映画興行で国内ではライバル企業になる2社が海外進出で手を組む、そんな驚きのプロジェクトがこのほど明らかになった。映画会社の松竹と映画興行チェーンの東急レクリエーションが、共同でベトナムの映画興行会社の株式を取得した。2019年3月27日に両社から発表された。
松竹と東急レクリエーションは、まずシンガポールに合弁会社を設立。合弁会社を通じてベトナムのシネマコンプレックス事業会社の株式の約28%を今年1月に取得した。
BHD Mediaはベトナムのシネコン事業の有力会社のひとつで、ホーチミン、ハノイといった大都市に9サイトを運営する。同国の映画配給・興行でトップ5の一角を占める。
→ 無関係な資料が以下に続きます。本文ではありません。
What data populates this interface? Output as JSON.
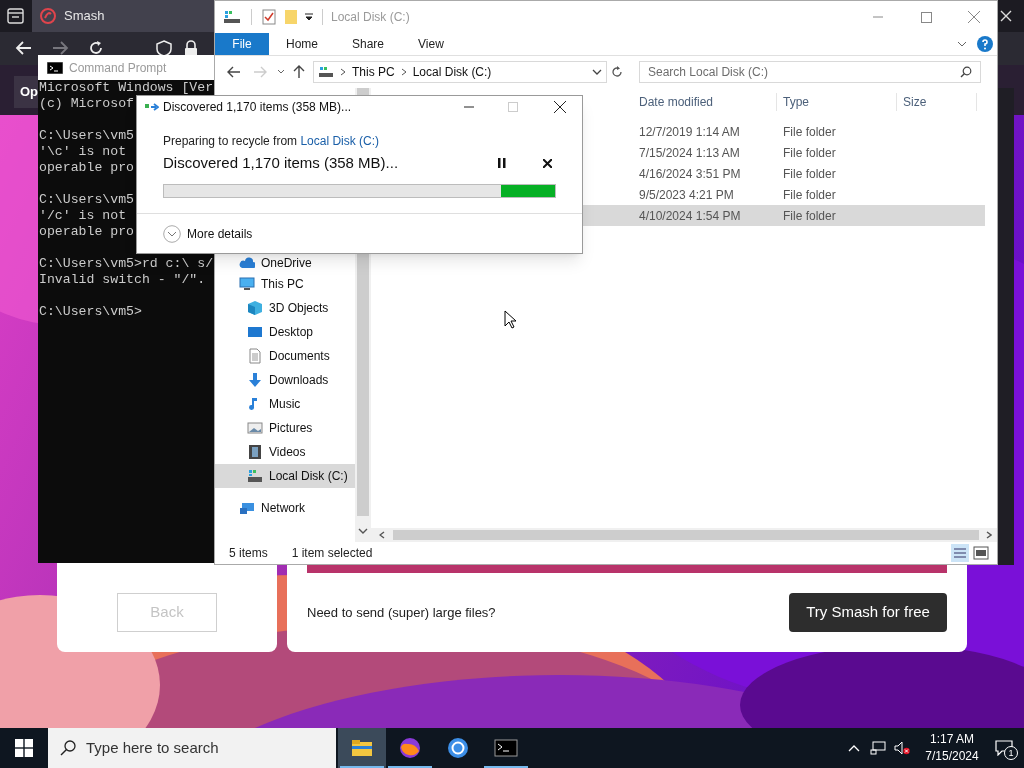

一方日本側の松竹は映画や演劇で知られたエンタテインメント企業の老舗である。グループ会社に松竹マルチプレックスシアターズがあり、新宿ピカデリーをはじめ30サイト297 スクリーンを抱える。東急レクリエーションも、「109シネマズ」のブランドで19サイト175 スクリーンを展開する。いずれも最新設備を導入した体感型鑑賞や、ライブビューイングなどの新しいかたちの劇場エンタテインメントに積極的だ。
ベトナムでは映画興行市場が急成長しており、2012年に50億円規模であったが、2018年には約200億円に達したとみられている。一方で、映画配給・興行では韓国系のCJと、地場のGalaxyの2社が大きなシェアを握っている。運営のノウハウと資本を手にしたい現地企業と、映画興行での海外事業という新分野に進出したい日本の2社との利害が一致したといえる。
これまで国内事業に大きく依存してきた映画業界だが、近年、アジア各国や北米で、日本映画が公開するケースが増えている。中国で『君の名は。』、米国では『ドラゴンボール超 ブロリー』が大きなヒットになった。
アニメを中心に日本の映画は人気はあるが、配給、興行のネットワークが充分でなく、まだまだ上映の機会は少ない。松竹と東急レクリエーションの今回の試みは、そうした状況に風穴空けるものになるかもしれない。日本コンテツの海外進出の新たなかたちとしても注目される。